The fluid regime of the Aisky arial granitoids was characterized by the abundance of various volatile components (fluorine, water, boron, phosphorus). Experimental data got during the silicate melts study [3] showed that saturated with water and fluorine granitic magmas do not finish crystallization at the solidus temperature of usual granites. As a result they become low-temperature melts that crystallize at a temperature of 575±25ºС (at the pressure of 101 MPa). Our data on the finishing phases of the Aisky leucogranites with fluorite are close to the above-mentioned parameters.

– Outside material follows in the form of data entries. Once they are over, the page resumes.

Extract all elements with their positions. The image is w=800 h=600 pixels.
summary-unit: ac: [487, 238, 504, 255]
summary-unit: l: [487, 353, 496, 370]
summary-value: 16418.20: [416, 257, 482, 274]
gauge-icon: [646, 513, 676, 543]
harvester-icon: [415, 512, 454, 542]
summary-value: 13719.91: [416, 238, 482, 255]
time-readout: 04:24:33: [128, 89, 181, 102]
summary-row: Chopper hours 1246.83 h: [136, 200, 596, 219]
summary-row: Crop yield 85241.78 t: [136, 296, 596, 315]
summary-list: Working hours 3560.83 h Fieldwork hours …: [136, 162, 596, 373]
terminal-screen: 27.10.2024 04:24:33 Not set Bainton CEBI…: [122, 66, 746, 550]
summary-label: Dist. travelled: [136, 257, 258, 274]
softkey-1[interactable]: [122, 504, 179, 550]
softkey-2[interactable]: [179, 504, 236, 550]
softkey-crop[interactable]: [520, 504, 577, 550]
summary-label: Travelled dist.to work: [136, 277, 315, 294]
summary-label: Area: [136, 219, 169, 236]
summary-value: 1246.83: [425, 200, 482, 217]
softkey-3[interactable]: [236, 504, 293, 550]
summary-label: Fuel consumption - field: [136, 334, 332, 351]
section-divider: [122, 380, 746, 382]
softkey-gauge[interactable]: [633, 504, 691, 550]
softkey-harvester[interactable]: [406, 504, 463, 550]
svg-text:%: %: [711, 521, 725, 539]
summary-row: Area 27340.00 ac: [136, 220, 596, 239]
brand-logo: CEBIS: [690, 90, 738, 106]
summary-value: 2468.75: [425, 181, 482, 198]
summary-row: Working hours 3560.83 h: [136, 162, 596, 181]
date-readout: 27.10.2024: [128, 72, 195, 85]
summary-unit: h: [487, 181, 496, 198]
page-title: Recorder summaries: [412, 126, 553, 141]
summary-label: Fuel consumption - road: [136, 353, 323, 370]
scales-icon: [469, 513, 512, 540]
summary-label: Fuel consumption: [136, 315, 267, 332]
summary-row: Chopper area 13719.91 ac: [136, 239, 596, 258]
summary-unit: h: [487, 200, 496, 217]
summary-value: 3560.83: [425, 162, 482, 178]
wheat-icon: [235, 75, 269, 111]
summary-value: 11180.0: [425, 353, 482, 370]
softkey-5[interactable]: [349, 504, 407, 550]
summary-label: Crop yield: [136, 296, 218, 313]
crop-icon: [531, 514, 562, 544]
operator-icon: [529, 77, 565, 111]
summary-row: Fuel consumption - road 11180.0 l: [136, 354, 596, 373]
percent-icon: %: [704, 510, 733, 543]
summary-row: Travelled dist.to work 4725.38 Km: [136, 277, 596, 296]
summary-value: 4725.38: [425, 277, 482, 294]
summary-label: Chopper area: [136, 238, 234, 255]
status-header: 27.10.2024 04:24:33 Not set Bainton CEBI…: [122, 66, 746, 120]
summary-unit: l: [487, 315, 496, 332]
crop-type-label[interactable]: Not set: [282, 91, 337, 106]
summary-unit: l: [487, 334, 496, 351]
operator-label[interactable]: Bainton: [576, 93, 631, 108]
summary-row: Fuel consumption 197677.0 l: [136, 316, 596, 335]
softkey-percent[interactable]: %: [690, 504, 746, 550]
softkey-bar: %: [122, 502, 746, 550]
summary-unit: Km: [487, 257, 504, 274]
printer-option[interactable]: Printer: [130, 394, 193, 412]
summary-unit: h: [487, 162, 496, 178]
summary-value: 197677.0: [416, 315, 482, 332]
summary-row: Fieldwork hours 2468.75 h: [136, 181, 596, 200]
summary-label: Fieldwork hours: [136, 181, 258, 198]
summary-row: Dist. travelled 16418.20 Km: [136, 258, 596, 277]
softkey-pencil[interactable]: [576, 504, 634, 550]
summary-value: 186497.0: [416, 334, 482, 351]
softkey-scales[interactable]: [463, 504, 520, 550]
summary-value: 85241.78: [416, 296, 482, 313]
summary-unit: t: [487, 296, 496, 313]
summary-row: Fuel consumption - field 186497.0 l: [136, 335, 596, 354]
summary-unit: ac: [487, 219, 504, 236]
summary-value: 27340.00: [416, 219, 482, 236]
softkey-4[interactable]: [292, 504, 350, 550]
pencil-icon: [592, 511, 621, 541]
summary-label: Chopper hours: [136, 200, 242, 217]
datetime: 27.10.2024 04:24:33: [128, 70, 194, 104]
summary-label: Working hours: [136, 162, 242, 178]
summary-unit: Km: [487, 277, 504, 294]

Taking into account the features of the fluid regime and the concentration of volatile components, potential ore mineralization of the intrusive formations can be determined by the rare metal index calculation according to L.V. Tauson - f. According to our data [2], the concentration of fluorine and the rare metal index increase considerably from monzogabbro to leucogranites with fluorite. Herewith, the figure of the latter (6178,3) and petro-geochemical parameters of moderate-alkaline leucogranites are rather close to those of peraluminous rare metal leucogranites (6800). Similar parameters for leucogranites with fluorite come nearer to lithium-fluoric granites with which greisen and pegmatite mineralization of tin, tantalum, niobium in the studied area are connected spatially and paragenetically.


  1. Vladimirov, A.G. et al. (1997). Late Paleozoic-premesozoic granitoic magmatism of Altai. Journal of Geology and Geophysics, vol. 38, no. 4, pp. 3-17.
  2. Gusev, A.I., Gusev, N.I., Tabakaeva, E.M. (2008). The petrology and ore mineralization of the Belokurihinsky complex of Altai. Biysk: BPSU.
  3. Kovalenko, V.I. et al. (1974). The experimental research of melting and crystallization of topazceous quartz keratophyres (ongonites) in the presence of water and fluoric acid solutions. DAN USSR, vol. 215, no 3, pp. 681- 684.
  4. The updated schemes of inter-regional and regional correlation of magmatic and metamorphic complexes of the Altai-Sayan folded area and the Yenisei Range (2007). Novosibirsk: SSRIGG&MS, pp. 217-218.

The work was submitted at all-student e-scientific conference "Student Research Forum, February 15-20, 2009. Came to the editorial office оn 17.06.2009.